Trois erreurs d’ingénierie de contexte que j’ai faites en production
1. Des horodatages flottants dans le préfixe stable. Je mettais Date actuelle : {{date}} en haut de mon prompt système. Cette chaîne change chaque jour, ce qui invalidait silencieusement mon cache de prompts toutes les 24 heures. Déplacez les informations volatiles — horodatages, ID utilisateur — à la fin du contexte, après le préfixe stable.
2. Traiter les sorties d’outils comme append-only. J’exécutais des boucles agentiques où chaque résultat d’appel d’outil restait dans le contexte. Au tour 8, le modèle raisonnait à partir d’un contexte composé à 80% de sorties d’outils obsolètes.
3. Ignorer l’évaluation lors des changements de contexte. Les changements de contexte sont des changements de comportement du modèle. J’exécute maintenant le même harnais d’évaluation sur les changements de contexte que sur les changements de prompt.
Mon flux de travail d’ingénierie de contexte en pratique
Avant d’écrire une seule ligne de code d’agent, j’esquisse les couches de contexte :
Prompt système : ~500 tokens, stable, mis en cache
Budget historique : ~2000 tokens max, résumé après chaque étape
Contexte récupéré : ~1000-3000 tokens par étape, fragments pertinents uniquement
Budget sorties : étape actuelle uniquement, résumé vers l'avantLa question de sélection du modèle vient après. Une fois que je sais quelle ingénierie de contexte je dois faire, je choisis le modèle le moins cher qui maintient le seuil de fiabilité.
FAQ
Quelle est la différence entre l’ingénierie de prompts et l’ingénierie de contexte ?
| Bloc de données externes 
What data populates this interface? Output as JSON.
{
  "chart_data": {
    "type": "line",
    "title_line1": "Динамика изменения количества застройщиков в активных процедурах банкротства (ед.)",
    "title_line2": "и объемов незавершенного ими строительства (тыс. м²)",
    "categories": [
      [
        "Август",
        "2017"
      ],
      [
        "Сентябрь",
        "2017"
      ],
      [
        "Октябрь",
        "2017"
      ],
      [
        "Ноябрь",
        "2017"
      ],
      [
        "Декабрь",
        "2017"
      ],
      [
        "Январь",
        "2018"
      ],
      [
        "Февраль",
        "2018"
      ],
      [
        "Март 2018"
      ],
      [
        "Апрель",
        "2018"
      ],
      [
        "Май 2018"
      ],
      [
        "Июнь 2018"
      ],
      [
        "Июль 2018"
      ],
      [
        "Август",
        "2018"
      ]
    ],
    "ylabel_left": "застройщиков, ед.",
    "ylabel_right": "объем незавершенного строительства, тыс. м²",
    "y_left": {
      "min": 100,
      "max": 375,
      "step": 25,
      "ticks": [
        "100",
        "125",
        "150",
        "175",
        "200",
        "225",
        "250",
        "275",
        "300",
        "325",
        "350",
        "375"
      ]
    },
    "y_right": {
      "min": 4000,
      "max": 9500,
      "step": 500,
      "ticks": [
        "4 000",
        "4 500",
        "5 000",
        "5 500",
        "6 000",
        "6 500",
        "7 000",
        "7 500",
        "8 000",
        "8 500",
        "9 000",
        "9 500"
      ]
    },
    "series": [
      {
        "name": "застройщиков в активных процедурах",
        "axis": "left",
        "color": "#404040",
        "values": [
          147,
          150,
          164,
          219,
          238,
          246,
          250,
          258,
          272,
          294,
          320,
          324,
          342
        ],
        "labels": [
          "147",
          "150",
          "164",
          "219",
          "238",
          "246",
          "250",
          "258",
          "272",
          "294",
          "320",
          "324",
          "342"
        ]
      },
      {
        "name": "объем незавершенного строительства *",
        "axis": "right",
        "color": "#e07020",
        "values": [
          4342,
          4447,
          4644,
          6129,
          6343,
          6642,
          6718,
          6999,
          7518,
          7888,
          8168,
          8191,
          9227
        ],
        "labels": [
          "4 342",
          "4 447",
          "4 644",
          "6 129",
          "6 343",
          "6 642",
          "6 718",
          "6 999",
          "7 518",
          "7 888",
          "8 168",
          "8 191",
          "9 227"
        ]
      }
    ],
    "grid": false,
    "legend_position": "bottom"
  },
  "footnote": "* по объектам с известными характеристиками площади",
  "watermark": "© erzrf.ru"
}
L’ingénierie de prompts se concentre sur la formulation de votre prompt système et des messages utilisateur. L’ingénierie de contexte est la discipline plus large : décider quelles informations entrent dans la fenêtre de contexte complète — y compris l’historique de conversation, les données récupérées et les sorties des outils — dans quel ordre et à quel coût en tokens.
Quelle doit être la taille de mon prompt système ?
Aussi petit que possible tout en étant spécifique. Je vise moins de 800 tokens pour la plupart des agents. Un prompt système qui essaie d’anticiper chaque scénario finit par être trop long pour être lu de manière fiable par le modèle.
L’ingénierie de contexte compte-t-elle plus pour certains modèles que pour d’autres ?
Elle compte pour tous, mais les enjeux sont plus importants avec les modèles plus petits. Un grand modèle frontier peut parfois se remettre d’un contexte mal structuré ; un modèle plus petit avec un budget plus serré ne peut pas.
Comment savoir si mon ingénierie de contexte fonctionne ?
Suivez les mêmes métriques que vous suivriez pour tout changement de fiabilité : taux de réussite sur votre ensemble d’évaluation, coût par résultat réussi et distribution des erreurs par étape.
Dois-je toujours compresser ou résumer l’historique ?
Pour les agents transactionnels courts : non. Pour les agents multi-tours qui s’exécutent sur plus de 5-6 échanges : oui, toujours. La règle générale que j’utilise — une fois que le budget d’historique dépasse 30% de mon budget de contexte total, je commence à résumer.